The Law Commission of India (1987) had recommended increasing this ratio to 50 judges per million people.  This was reiterated by the Supreme Court (2001) and the Standing Committee on Home Affairs (2002).  For 2020, the judge-to-population ratio was 21 judges per million population.     Note that this figure is calculated based on the sanctioned strength of judges in the Supreme Court, High Courts and subordinate courts.

Rate of disposal: number of additional judges required (to clear the existing backlog of cases and ensure that new backlog is not created) based on the average number of cases disposed per judge

The Law Commission of India (2014) proposed this method.  It rejected the judge-to-population ratio method, observing that filing of cases per capita varies substantially across geographic units depending on socio-economic conditions.

Weighted case load method: calculating judge strength based on the disposal by judges, taking into account the nature and complexity of cases in local conditions

The National Court Management Systems Committee (NCMS) (2016) critiqued the rate of disposal method.     It proposed, as an interim measure, the weighted case load method, which addresses the existing backlog of cases as well as the new flow of cases every year in subordinate courts.     In 2017, the Supreme Court accepted this model.

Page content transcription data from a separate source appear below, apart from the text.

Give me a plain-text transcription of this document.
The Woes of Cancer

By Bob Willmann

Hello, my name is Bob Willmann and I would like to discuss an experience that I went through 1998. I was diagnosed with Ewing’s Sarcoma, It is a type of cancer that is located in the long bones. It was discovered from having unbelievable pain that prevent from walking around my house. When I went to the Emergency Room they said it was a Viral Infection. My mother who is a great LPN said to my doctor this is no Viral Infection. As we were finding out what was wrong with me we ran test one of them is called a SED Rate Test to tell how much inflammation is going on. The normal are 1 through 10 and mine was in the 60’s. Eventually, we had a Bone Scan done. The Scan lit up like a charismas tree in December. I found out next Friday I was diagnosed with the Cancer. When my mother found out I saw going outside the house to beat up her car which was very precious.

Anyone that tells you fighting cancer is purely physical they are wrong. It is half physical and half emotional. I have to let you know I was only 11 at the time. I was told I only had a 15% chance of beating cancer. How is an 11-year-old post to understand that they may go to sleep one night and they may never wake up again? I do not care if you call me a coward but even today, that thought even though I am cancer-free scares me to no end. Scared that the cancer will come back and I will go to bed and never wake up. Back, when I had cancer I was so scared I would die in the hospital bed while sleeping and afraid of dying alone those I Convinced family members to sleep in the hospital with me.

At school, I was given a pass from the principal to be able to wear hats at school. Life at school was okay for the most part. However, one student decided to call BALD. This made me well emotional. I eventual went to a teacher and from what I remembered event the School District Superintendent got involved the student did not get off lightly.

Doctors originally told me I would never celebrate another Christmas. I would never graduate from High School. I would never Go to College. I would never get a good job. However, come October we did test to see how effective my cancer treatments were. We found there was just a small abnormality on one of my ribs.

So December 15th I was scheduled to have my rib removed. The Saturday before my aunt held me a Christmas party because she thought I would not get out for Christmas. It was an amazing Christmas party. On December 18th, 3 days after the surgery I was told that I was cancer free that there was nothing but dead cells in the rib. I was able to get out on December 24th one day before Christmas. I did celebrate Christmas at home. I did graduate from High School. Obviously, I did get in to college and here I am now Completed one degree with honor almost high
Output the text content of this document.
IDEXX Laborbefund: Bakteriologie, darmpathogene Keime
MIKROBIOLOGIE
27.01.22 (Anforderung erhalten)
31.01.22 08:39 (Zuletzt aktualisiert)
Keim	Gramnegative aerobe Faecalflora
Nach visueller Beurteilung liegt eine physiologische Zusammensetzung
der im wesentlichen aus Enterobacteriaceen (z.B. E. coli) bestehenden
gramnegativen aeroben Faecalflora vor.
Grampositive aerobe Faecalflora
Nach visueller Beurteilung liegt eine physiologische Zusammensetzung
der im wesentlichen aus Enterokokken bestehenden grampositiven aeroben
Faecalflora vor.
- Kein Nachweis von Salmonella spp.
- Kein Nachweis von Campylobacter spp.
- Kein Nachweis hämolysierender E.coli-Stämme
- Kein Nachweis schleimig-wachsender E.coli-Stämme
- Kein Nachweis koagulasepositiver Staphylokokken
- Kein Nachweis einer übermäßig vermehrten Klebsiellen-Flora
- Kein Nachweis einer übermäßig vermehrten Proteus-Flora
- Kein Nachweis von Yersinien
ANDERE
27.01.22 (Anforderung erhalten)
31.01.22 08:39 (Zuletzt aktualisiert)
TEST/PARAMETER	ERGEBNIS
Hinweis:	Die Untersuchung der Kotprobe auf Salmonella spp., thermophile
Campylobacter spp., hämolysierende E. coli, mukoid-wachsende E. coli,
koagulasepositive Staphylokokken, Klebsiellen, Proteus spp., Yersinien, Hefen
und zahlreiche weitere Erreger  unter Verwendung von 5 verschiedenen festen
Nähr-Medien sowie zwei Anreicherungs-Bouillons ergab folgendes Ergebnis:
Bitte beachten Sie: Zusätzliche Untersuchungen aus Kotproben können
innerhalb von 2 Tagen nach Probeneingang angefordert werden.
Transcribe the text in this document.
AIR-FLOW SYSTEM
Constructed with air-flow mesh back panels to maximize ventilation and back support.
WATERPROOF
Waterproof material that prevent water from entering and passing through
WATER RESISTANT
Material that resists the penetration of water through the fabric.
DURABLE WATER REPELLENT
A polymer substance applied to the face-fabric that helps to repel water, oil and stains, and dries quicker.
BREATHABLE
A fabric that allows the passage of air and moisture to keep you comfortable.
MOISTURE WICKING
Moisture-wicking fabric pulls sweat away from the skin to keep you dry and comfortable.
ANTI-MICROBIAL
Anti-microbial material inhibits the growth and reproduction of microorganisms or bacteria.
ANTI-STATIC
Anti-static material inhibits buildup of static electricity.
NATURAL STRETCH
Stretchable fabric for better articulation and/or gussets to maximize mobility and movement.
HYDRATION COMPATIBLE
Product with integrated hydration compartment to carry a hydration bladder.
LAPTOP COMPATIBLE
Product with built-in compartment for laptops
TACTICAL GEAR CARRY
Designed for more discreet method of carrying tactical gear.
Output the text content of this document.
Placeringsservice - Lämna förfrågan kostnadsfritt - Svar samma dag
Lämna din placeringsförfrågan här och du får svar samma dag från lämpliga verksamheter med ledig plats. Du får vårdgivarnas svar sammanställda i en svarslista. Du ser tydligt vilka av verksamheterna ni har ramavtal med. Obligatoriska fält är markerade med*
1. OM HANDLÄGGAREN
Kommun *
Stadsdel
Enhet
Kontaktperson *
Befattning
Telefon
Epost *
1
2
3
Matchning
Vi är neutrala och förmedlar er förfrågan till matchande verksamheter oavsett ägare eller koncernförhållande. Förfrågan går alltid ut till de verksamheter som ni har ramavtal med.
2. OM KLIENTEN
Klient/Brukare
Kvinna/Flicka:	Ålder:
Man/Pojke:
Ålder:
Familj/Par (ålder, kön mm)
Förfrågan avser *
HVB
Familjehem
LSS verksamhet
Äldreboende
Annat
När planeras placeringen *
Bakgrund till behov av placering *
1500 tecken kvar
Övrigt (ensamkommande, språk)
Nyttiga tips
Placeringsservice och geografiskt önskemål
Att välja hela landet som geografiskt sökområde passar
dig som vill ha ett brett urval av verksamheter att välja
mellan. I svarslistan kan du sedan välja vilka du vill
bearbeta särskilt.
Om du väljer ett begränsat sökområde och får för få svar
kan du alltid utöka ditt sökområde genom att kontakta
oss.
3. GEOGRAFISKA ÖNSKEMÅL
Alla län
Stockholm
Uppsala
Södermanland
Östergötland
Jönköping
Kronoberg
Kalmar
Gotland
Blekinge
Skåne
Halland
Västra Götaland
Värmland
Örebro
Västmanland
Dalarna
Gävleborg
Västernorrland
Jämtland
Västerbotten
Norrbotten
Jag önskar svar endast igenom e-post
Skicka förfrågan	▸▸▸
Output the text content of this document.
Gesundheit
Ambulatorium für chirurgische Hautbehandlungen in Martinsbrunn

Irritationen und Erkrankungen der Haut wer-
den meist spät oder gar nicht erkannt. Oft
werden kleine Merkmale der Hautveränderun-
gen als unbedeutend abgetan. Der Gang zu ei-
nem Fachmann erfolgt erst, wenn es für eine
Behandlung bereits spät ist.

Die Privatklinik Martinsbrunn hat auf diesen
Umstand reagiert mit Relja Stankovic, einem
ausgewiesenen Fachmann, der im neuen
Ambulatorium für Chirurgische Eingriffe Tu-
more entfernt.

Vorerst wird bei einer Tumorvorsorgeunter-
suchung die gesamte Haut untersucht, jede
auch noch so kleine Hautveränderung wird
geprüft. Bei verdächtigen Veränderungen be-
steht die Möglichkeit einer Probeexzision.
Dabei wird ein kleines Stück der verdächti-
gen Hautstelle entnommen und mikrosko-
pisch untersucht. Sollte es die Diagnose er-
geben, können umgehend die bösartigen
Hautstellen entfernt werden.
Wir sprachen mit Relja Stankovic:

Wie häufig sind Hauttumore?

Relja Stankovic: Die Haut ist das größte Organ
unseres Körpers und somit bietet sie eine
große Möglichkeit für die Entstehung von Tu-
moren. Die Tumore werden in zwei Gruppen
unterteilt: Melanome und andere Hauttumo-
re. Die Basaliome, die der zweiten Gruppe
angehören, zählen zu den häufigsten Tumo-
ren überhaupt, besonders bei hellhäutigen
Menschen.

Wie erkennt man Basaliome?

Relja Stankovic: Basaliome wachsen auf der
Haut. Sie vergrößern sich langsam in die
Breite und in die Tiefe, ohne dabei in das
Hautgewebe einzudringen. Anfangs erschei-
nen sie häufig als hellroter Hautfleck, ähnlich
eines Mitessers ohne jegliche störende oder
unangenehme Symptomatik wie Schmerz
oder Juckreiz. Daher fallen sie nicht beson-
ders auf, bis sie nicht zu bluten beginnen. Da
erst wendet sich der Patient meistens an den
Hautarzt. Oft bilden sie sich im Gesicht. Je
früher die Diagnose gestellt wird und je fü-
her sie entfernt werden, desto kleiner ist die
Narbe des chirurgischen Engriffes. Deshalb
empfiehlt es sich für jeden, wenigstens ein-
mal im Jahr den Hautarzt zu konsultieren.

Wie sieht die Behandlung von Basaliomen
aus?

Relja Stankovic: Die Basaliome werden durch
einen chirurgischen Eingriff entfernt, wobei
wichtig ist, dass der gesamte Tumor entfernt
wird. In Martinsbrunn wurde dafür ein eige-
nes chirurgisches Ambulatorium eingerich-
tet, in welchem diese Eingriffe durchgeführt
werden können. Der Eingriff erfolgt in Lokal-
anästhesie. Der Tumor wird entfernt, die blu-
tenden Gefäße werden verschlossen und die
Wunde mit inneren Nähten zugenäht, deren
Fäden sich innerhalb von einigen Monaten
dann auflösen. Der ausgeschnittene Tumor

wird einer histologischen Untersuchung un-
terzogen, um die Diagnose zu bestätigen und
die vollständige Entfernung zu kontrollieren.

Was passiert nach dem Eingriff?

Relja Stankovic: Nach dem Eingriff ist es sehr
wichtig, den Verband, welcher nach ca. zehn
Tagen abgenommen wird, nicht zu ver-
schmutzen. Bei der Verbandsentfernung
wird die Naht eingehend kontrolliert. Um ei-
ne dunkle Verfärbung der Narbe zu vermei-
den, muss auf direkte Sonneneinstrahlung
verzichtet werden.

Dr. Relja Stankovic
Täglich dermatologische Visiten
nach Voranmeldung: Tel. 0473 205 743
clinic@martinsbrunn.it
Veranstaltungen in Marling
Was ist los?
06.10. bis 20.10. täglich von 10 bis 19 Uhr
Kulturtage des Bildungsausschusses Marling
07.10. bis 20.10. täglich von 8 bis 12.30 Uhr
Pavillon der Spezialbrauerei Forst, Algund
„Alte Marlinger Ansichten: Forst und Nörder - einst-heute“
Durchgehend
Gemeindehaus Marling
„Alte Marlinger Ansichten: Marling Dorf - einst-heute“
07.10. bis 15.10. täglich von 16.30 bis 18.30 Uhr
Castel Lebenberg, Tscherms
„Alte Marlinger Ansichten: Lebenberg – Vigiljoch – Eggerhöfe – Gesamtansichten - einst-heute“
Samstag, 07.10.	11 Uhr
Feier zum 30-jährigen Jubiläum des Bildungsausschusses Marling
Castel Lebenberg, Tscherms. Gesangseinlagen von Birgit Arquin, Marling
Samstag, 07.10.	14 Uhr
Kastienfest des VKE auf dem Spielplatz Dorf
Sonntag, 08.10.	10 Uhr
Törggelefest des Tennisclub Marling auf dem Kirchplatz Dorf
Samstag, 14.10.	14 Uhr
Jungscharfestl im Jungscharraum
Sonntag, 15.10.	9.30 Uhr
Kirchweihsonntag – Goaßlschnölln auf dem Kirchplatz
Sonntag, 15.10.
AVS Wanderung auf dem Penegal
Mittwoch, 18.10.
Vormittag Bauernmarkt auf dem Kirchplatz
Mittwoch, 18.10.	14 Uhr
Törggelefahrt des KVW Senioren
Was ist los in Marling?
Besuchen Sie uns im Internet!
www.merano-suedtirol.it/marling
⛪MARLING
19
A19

Time-based weighted case load method: calculating the required judge strength taking into account the actual time spent by judges in different types of cases at varying stages based on an empirical study

Used widely in the United States, this was the long-term method recommended by the NCMS (2016) to assess the required judge strength for subordinate courts.  It involves determining the total number of ‘judicial hours’ required for disposing of the case load of each court.  The Delhi High Court used this approach in a pilot project (January 2017- December 2018) to calculate the ideal judge strength for disposing of pending cases in certain courts in Delhi.

Sources: Reports No. 120 (1987) and 245 (2014), Law Commission of India; Report No. 85, Standing Committee on Home Affairs (2002); Note for Calculating Required Judge Strength for Subordinate Courts, National Court Management Systems Committee (NCMS) (2016); Imtiyaz Ahmad vs. State of Uttar Pradesh, Supreme Court (2017); PRS.